2. .dat - Binary Live Format

  • Type: Binary
  • Generation: Live-updating during data acquisition
  • Structure:
  • Fixed-length 46-byte records
  • Each record starts with 'V1' marker (2 bytes)
  • Value stored as double-precision float (8 bytes) at offset 38 from V1 marker
  • 7 records per timepoint (6 species + 1 additional measurement)
  • First V1 marker starts at byte 5 in the file

Record order per timepoint: 0. Total pressure or reference measurement (~1.7e-06, not in CSV export) 1. O2 (Scan 2, mass 32) 2. Ar (Scan 3, mass 40) 3. CO/N2 (Scan 4, mass 28) 4. H2 (Scan 5, mass 2) 5. C2H2 (Scan 6, mass 26) 6. CO2 (Scan 1, mass 44)

Note: The .dat file may contain more timepoints than the CSV if the CSV was exported mid-experiment.
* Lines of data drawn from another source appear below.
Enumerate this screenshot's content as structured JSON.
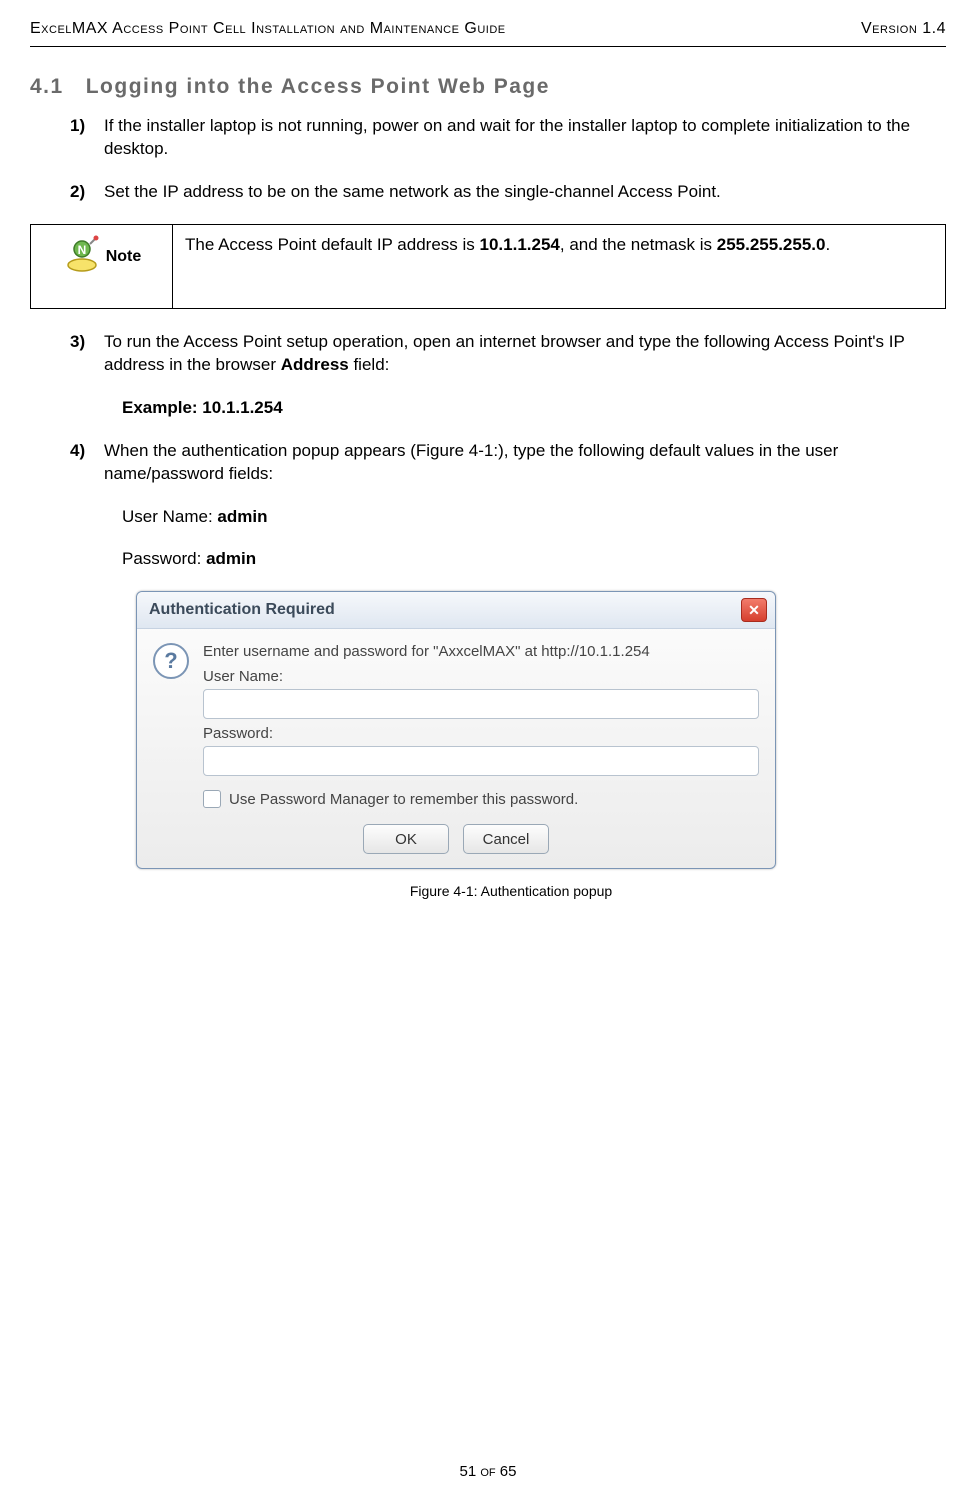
{
  "header": {
    "left": "ExcelMAX Access Point Cell Installation and Maintenance Guide",
    "right": "Version 1.4"
  },
  "section": {
    "number": "4.1",
    "title": "Logging into the Access Point Web Page"
  },
  "steps": {
    "s1": {
      "num": "1)",
      "text": "If the installer laptop is not running, power on and wait for the installer laptop to complete initialization to the desktop."
    },
    "s2": {
      "num": "2)",
      "text": "Set the IP address to be on the same network as the single-channel Access Point."
    },
    "s3": {
      "num": "3)",
      "text_a": "To run the Access Point setup operation, open an internet browser and type the following Access Point's IP address in the browser ",
      "text_b_bold": "Address",
      "text_c": " field:",
      "example": "Example: 10.1.1.254"
    },
    "s4": {
      "num": "4)",
      "text": "When the authentication popup appears (Figure 4-1:), type the following default values in the user name/password fields:",
      "username_label": "User Name: ",
      "username_value": "admin",
      "password_label": "Password: ",
      "password_value": "admin"
    }
  },
  "note": {
    "label": "Note",
    "text_a": "The Access Point default IP address is ",
    "ip": "10.1.1.254",
    "text_b": ", and the netmask is ",
    "netmask": "255.255.255.0",
    "text_c": "."
  },
  "dialog": {
    "title": "Authentication Required",
    "close_glyph": "✕",
    "icon_glyph": "?",
    "prompt": "Enter username and password for \"AxxcelMAX\" at http://10.1.1.254",
    "user_label": "User Name:",
    "user_value": "",
    "pass_label": "Password:",
    "pass_value": "",
    "remember": "Use Password Manager to remember this password.",
    "ok": "OK",
    "cancel": "Cancel"
  },
  "figure_caption": "Figure 4-1: Authentication popup",
  "footer": "51 of 65"
}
3. .exp - ASCII Live Format

  • Type: ASCII text with no line terminators
  • Generation: Live-updating during data acquisition
  • Structure:
  • Space-separated integer values
  • 7 values per timepoint (matching .dat structure)
  • Same number of total values as .dat records (296 timepoints × 7 = 2072 values)

Pattern observed: - Repeating sequence: 105 5 X 5 5 1 114 where X increments - First timepoint: 105 5 5 5 5 1 114 - Second timepoint: 105 5 327 5 5 1 114 - Third timepoint: 105 5 649 5 5 1 114 - Increment pattern: +322 at position 2

Purpose: Unknown - may be quality codes, instrument status, or encoded parameters.

Data Correspondence

For the example file 2025_11_21_kdj_354_F: - CSV: 296 timepoints (manual export snapshot) - DAT: 296 timepoints = 2072 records (296 × 7) - EXP: 296 timepoints = 2072 values (296 × 7)
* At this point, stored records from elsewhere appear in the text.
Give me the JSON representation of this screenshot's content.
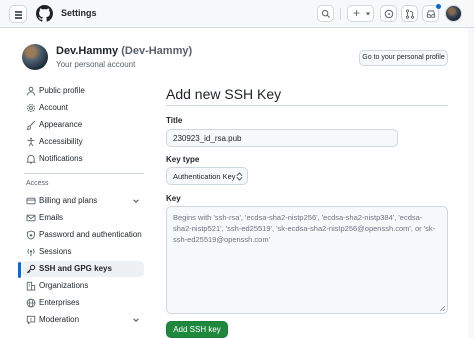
{
  "header": {
    "title": "Settings",
    "plus_label": "+"
  },
  "profile": {
    "name": "Dev.Hammy",
    "handle": "(Dev-Hammy)",
    "subtitle": "Your personal account",
    "goto_button": "Go to your personal profile"
  },
  "sidebar": {
    "items": [
      {
        "label": "Public profile",
        "icon": "person-icon"
      },
      {
        "label": "Account",
        "icon": "gear-icon"
      },
      {
        "label": "Appearance",
        "icon": "paintbrush-icon"
      },
      {
        "label": "Accessibility",
        "icon": "accessibility-icon"
      },
      {
        "label": "Notifications",
        "icon": "bell-icon"
      }
    ],
    "access_heading": "Access",
    "access_items": [
      {
        "label": "Billing and plans",
        "icon": "credit-card-icon"
      },
      {
        "label": "Emails",
        "icon": "mail-icon"
      },
      {
        "label": "Password and authentication",
        "icon": "shield-lock-icon"
      },
      {
        "label": "Sessions",
        "icon": "broadcast-icon"
      },
      {
        "label": "SSH and GPG keys",
        "icon": "key-icon"
      },
      {
        "label": "Organizations",
        "icon": "organization-icon"
      },
      {
        "label": "Enterprises",
        "icon": "globe-icon"
      },
      {
        "label": "Moderation",
        "icon": "report-icon"
      }
    ]
  },
  "form": {
    "heading": "Add new SSH Key",
    "title_label": "Title",
    "title_value": "230923_id_rsa.pub",
    "keytype_label": "Key type",
    "keytype_value": "Authentication Key",
    "key_label": "Key",
    "key_placeholder": "Begins with 'ssh-rsa', 'ecdsa-sha2-nistp256', 'ecdsa-sha2-nistp384', 'ecdsa-sha2-nistp521', 'ssh-ed25519', 'sk-ecdsa-sha2-nistp256@openssh.com', or 'sk-ssh-ed25519@openssh.com'",
    "submit_label": "Add SSH key"
  },
  "colors": {
    "accent": "#0969da",
    "primary_button": "#1f883d",
    "border": "#d0d7de"
  }
}
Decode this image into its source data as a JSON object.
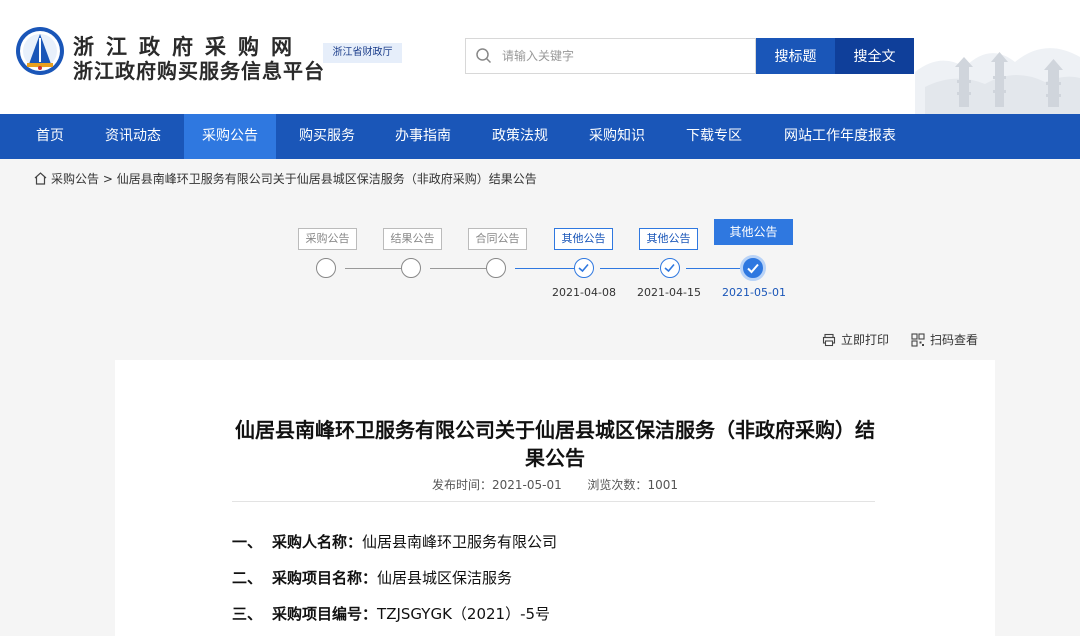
{
  "header": {
    "title_line1": "浙江政府采购网",
    "title_line2": "浙江政府购买服务信息平台",
    "dept_badge": "浙江省财政厅",
    "search_placeholder": "请输入关键字",
    "btn_search_title": "搜标题",
    "btn_search_full": "搜全文"
  },
  "nav": {
    "items": [
      {
        "label": "首页"
      },
      {
        "label": "资讯动态"
      },
      {
        "label": "采购公告",
        "active": true
      },
      {
        "label": "购买服务"
      },
      {
        "label": "办事指南"
      },
      {
        "label": "政策法规"
      },
      {
        "label": "采购知识"
      },
      {
        "label": "下载专区"
      },
      {
        "label": "网站工作年度报表"
      }
    ]
  },
  "breadcrumb": {
    "root": "采购公告",
    "sep": " > ",
    "current": "仙居县南峰环卫服务有限公司关于仙居县城区保洁服务（非政府采购）结果公告"
  },
  "timeline": {
    "steps": [
      {
        "label": "采购公告",
        "status": "pending",
        "date": ""
      },
      {
        "label": "结果公告",
        "status": "pending",
        "date": ""
      },
      {
        "label": "合同公告",
        "status": "pending",
        "date": ""
      },
      {
        "label": "其他公告",
        "status": "done",
        "date": "2021-04-08"
      },
      {
        "label": "其他公告",
        "status": "done",
        "date": "2021-04-15"
      },
      {
        "label": "其他公告",
        "status": "current",
        "date": "2021-05-01"
      }
    ]
  },
  "tools": {
    "print": "立即打印",
    "qrcode": "扫码查看"
  },
  "article": {
    "title": "仙居县南峰环卫服务有限公司关于仙居县城区保洁服务（非政府采购）结果公告",
    "publish_label": "发布时间：",
    "publish_date": "2021-05-01",
    "views_label": "浏览次数：",
    "views": "1001",
    "items": [
      {
        "num": "一、",
        "key": "采购人名称：",
        "value": "仙居县南峰环卫服务有限公司"
      },
      {
        "num": "二、",
        "key": "采购项目名称：",
        "value": "仙居县城区保洁服务"
      },
      {
        "num": "三、",
        "key": "采购项目编号：",
        "value": "TZJSGYGK（2021）-5号"
      }
    ]
  },
  "colors": {
    "nav_bg": "#1a56b8",
    "nav_active": "#2f78e0",
    "accent": "#1a56b8"
  }
}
The .csv and .dat files contain mostly the same measurement data. However the .dat file doesn't contain the elapsed time of the experiment, nor the molar masses or chemical identities of the species being measured. This means that it's currently not possible to completely recreate the .csv data from the .dat data. The chemical species also differ in order from the .dat to the .csv. The .exp file doesn't contain any numerical data corresponding to the .csv file that I can find.

Parsing

See parse_oms_files.py in the repository root for Python functions to read and convert between these formats.

Example usage:

from parse_oms_files import parse_oms_dat, parse_oms_csv, dat_to_csv_format

# Parse binary .dat file
dat_df = parse_oms_dat("2025_11_21_kdj_354_F.dat")

# Convert to CSV-like format
csv_format = dat_to_csv_format(dat_df)

# Compare with actual CSV
csv_df = parse_oms_csv("2025_11_21_kdj_354_F.csv")

Notes

  • Values are in scientific notation (e.g., 1.33121e-09)
  • The .dat and .exp files have an additional measurement (record 0) that is not exported to CSV
  • This appears to be "vacuum"
  • The species order differs between .dat (O2, Ar, CO/N2, H2, C2H2, CO2) and CSV (CO2, O2, Ar, CO/N2, H2, C2H2)